Besides fundamentals of speech, Naumoff is also an assistant professor of communication studies. She teaches several communication studies courses that propose ideas of race, gender and theoretical frameworks. She also specializes in rhetoric, American identity and cultural studies.
“I really view it as a privilege to teach,” Naumoff said. “As a faculty member, we have to teach, perform services and do research, but by far my favorite thing to do is teach.”
Certain courses concentrate on production and technical skills, but Naumoff emphasizes the pairing of critical thinking and theory with content production.
“I often tell my students in the 210 theory course, ‘in other classes you learn how to do things and in this course we’re going to think about why we’re doing them,’” Naumoff said.
Naumoff seeks to introduce concepts that offer new approaches to thought and content creation. The moments in the classroom where she can make that connection with her students is the most valuable.

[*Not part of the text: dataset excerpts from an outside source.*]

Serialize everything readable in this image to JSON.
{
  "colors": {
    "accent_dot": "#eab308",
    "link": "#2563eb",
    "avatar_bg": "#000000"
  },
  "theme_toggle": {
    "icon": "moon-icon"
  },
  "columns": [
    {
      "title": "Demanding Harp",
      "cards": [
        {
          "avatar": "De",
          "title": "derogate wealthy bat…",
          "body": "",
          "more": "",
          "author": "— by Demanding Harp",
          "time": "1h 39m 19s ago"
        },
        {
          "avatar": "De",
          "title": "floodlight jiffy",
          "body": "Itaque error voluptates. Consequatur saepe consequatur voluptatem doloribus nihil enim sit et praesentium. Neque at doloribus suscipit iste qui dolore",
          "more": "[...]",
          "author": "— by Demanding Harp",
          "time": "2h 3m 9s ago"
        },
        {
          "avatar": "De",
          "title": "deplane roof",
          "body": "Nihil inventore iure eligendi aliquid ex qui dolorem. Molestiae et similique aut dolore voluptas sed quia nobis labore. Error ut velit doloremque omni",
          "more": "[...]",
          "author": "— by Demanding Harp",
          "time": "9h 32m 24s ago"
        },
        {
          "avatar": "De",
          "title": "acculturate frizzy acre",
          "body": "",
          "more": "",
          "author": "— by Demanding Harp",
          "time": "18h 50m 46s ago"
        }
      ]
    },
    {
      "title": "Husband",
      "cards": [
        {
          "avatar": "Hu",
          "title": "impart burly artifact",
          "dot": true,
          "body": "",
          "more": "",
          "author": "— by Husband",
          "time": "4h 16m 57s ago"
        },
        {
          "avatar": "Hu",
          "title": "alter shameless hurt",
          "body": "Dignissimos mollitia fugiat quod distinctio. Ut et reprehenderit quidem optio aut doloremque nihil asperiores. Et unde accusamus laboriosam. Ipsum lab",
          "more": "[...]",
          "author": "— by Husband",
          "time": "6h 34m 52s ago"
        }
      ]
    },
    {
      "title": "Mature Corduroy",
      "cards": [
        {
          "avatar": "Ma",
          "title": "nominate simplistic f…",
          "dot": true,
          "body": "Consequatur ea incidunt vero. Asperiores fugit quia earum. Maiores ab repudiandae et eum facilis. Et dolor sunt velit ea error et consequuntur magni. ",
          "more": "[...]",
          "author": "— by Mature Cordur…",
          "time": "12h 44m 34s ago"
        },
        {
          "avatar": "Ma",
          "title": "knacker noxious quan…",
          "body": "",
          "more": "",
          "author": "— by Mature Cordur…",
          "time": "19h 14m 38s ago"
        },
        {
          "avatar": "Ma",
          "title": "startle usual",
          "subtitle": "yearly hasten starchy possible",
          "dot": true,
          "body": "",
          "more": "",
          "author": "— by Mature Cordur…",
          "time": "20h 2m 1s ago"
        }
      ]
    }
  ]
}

“It’s that moment where something clicks and they get it,” Naumoff said. “There is no price that you can put on that, no other experience can give me the same sense of fulfillment.”
The goal for Naumoff is to allow her students to see the world differently and see a world they can shape.
Naumoff understands the reasons students attend college. Students are earning a degree and leveraging new skills in order to position themselves into their future career.
She knows the challenge of time management, or simply not having enough time. Those are factors that Naumoff does not downplay, but she reminds students of the value of their education.
“You’re really gaining knowledge that will help you build a life,” Naumoff said. “Not just to think of yourself as a future worker, but also thinking of yourself as a citizen, and what you can contribute to your community, to your state, to your country and to the world.”